A spokesperson for the university said they were "devastated" after the young female engineering student passed away earlier this week.
"We offer our deepest condolences to the student's family, friends and loved ones," they said.
"The student's flatmates, friends and whānau are being supported by UC's pastoral care team."
Meningococcal disease is a bacterial infection that can cause two very serious illnesses: meningitis (an infection of the membranes that cover the brain) and septicaemia (blood poisoning). It can affect anyone - but it's more common in children under the age of five, teenagers, and young adults.

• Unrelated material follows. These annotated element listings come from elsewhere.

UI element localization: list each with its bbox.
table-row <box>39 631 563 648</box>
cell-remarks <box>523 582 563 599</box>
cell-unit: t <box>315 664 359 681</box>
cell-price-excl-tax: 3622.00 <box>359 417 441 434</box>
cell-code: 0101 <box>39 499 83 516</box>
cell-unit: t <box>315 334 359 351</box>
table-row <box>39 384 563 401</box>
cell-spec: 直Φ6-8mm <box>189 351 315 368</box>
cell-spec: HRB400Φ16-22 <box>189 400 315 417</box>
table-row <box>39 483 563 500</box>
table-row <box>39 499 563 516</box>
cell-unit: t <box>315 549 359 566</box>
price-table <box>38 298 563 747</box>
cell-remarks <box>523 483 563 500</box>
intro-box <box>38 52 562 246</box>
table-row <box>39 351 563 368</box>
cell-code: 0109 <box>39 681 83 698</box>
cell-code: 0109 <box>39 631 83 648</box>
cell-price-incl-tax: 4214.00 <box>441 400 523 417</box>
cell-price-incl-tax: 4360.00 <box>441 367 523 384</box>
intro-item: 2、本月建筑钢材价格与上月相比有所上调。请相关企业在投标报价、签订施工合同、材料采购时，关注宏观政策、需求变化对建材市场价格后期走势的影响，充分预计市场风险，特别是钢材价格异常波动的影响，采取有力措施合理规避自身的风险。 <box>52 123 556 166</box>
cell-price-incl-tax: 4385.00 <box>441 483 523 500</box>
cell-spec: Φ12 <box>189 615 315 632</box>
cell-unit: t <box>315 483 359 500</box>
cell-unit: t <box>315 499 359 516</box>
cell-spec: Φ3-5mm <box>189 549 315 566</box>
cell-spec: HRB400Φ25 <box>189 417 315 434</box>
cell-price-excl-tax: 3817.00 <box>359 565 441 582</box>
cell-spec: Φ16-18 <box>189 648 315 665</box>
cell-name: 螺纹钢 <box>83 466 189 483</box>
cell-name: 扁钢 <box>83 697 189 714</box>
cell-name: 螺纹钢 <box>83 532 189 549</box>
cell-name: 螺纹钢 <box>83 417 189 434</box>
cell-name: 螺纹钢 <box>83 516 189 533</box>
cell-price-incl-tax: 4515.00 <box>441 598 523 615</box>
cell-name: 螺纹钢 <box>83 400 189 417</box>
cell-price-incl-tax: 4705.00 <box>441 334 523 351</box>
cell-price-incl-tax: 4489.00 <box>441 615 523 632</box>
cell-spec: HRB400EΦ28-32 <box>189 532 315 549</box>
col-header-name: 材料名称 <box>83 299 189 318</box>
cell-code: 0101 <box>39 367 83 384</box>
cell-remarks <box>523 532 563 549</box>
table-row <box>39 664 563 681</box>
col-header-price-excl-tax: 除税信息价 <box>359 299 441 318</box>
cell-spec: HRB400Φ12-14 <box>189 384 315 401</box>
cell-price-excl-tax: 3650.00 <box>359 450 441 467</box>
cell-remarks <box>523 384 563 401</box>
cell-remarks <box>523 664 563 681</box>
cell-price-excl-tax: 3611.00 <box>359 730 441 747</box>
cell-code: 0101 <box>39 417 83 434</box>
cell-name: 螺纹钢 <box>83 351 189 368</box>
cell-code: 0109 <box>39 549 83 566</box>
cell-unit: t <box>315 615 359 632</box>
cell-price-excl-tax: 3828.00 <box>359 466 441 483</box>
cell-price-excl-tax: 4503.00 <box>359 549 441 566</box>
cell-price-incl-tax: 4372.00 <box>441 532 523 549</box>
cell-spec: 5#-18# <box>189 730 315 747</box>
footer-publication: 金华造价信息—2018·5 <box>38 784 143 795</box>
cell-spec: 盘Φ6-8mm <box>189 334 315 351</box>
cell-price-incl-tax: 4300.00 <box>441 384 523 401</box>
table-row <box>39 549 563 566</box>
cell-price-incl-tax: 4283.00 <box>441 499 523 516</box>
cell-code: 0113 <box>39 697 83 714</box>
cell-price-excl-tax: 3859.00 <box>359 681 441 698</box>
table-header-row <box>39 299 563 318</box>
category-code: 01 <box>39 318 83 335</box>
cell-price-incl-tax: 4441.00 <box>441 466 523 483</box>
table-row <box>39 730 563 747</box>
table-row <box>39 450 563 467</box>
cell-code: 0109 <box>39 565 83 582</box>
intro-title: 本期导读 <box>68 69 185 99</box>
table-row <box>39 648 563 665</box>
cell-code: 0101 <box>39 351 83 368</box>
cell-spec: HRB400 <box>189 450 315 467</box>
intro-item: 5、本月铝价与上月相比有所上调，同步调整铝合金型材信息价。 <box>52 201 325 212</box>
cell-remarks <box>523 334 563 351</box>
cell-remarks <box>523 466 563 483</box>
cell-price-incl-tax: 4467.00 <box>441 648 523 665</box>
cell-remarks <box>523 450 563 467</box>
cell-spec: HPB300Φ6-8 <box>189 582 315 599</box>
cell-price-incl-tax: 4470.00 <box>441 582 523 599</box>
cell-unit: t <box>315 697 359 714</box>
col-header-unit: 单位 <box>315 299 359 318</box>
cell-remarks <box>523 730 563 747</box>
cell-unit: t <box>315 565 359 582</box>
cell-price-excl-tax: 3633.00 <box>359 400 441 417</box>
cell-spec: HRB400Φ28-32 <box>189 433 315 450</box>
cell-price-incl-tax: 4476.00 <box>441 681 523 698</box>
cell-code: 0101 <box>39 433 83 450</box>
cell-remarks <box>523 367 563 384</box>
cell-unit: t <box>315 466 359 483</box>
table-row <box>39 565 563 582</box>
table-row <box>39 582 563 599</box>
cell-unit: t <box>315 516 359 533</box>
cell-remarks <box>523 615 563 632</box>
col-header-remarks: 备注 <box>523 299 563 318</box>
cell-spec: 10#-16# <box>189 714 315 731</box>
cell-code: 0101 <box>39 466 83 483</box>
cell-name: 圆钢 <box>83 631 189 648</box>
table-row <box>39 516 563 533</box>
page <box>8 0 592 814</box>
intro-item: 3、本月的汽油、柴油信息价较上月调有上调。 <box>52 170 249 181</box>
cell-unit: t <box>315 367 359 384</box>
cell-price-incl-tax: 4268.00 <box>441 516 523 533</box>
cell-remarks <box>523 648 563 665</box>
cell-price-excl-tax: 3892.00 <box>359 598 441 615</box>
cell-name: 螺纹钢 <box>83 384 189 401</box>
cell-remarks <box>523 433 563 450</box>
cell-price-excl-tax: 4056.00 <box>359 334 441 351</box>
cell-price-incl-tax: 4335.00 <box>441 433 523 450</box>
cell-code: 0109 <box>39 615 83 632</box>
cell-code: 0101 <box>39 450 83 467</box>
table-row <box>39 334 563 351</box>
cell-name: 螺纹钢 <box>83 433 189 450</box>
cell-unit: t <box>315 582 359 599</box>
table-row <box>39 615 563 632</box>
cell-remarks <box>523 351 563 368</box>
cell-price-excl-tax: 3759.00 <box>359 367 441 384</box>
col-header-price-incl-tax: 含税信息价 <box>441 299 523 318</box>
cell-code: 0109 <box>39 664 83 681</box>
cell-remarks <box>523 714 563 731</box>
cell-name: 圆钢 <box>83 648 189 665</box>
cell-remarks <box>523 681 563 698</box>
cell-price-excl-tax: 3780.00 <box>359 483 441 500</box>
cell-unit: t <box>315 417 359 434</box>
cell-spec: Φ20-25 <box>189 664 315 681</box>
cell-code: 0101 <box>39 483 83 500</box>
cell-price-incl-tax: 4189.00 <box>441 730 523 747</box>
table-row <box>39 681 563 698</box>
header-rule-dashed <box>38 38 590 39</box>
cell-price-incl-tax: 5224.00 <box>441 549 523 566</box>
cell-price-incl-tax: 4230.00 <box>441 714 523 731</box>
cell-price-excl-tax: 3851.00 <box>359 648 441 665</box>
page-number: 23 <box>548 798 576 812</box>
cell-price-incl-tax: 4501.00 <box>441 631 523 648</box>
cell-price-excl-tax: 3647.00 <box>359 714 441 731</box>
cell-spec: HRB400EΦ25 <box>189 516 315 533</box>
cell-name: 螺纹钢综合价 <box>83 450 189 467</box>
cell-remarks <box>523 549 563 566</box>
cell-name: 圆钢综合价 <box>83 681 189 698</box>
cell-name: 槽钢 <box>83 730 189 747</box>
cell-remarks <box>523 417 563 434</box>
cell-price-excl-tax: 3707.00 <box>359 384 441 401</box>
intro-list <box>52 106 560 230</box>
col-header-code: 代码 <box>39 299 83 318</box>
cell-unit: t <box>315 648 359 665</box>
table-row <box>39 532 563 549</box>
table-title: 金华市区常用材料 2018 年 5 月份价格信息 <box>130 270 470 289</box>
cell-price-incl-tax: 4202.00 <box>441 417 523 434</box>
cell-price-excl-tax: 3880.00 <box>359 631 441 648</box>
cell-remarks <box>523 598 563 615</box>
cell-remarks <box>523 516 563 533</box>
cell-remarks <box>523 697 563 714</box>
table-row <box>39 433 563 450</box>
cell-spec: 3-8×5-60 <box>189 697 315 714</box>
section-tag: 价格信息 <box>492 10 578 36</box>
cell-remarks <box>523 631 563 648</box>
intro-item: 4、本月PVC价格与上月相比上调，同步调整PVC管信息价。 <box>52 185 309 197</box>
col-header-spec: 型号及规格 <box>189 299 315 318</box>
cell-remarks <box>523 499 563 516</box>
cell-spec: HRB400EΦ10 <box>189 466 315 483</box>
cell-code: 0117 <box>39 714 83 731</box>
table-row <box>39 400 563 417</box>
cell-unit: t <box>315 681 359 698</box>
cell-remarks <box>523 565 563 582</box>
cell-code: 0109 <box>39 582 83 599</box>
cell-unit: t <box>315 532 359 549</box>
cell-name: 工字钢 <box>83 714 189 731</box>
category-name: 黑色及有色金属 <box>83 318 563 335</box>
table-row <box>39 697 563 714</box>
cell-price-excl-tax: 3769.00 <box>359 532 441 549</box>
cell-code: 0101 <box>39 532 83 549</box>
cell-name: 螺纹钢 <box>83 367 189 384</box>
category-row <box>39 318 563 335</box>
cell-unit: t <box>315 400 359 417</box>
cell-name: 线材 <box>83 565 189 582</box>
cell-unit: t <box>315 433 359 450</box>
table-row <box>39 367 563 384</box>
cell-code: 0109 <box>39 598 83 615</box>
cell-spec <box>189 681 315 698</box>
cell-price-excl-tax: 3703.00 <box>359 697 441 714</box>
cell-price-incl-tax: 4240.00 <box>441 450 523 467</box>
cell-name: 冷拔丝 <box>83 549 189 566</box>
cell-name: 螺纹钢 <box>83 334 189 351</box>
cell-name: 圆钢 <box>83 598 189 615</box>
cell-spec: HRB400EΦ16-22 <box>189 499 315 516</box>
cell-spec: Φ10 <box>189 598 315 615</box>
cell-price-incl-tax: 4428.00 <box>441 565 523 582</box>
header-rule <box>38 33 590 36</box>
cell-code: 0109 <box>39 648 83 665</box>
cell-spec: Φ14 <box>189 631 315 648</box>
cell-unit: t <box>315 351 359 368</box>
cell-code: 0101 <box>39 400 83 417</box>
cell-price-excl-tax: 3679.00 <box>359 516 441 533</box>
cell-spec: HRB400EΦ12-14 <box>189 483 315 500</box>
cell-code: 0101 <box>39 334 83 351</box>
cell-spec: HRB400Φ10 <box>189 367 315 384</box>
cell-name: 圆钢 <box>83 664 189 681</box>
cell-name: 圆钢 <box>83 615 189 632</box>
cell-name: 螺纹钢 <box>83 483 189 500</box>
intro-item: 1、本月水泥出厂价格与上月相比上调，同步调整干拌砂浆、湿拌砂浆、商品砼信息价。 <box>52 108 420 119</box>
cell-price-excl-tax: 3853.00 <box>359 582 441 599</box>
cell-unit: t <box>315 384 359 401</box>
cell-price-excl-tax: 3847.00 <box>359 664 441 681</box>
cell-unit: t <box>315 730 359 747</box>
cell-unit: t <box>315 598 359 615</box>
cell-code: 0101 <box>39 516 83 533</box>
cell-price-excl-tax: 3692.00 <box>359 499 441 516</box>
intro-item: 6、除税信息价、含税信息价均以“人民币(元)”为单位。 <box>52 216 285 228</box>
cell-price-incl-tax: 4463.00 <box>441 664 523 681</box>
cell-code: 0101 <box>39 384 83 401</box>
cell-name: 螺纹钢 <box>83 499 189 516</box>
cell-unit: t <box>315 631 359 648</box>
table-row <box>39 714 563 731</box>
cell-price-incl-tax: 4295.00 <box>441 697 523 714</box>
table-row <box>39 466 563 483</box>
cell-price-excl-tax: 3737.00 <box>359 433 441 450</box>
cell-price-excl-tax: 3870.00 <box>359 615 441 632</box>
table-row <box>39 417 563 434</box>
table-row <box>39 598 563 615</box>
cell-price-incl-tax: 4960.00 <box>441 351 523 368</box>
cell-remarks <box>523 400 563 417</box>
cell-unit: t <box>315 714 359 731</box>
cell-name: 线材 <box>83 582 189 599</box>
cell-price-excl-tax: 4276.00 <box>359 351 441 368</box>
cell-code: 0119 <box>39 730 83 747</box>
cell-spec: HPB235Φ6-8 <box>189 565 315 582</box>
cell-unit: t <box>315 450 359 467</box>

Canterbury DHB medical officer of health, Dr Ramon Pink, has offered his condolences to the young woman's family.
"Meningococcal disease is a fast-moving illness, which has symptoms similar to a number of other illnesses such as influenza," he said.
"The Community and Public Health team has identified those contacts who require antibiotics, to prevent them developing meningococcal disease.
"Meningococcal disease is spread by close contact. There is no risk to the public and I would like to reassure the public that being in the same room as someone with meningococcal disease does not mean you will catch it."
Common symptoms of meningococcal disease include:
- A fever (high temperature), although their hands and feet may feel cold
- Muscle and joint aches and pains.
- A red or purple rash is common, but it doesn't always occur
- One or two spots can appear anywhere on the body then many more appear looking like rash or bruises
If you're concerned that someone in your family might have meningococcal disease, call your doctor straight away or dial 111.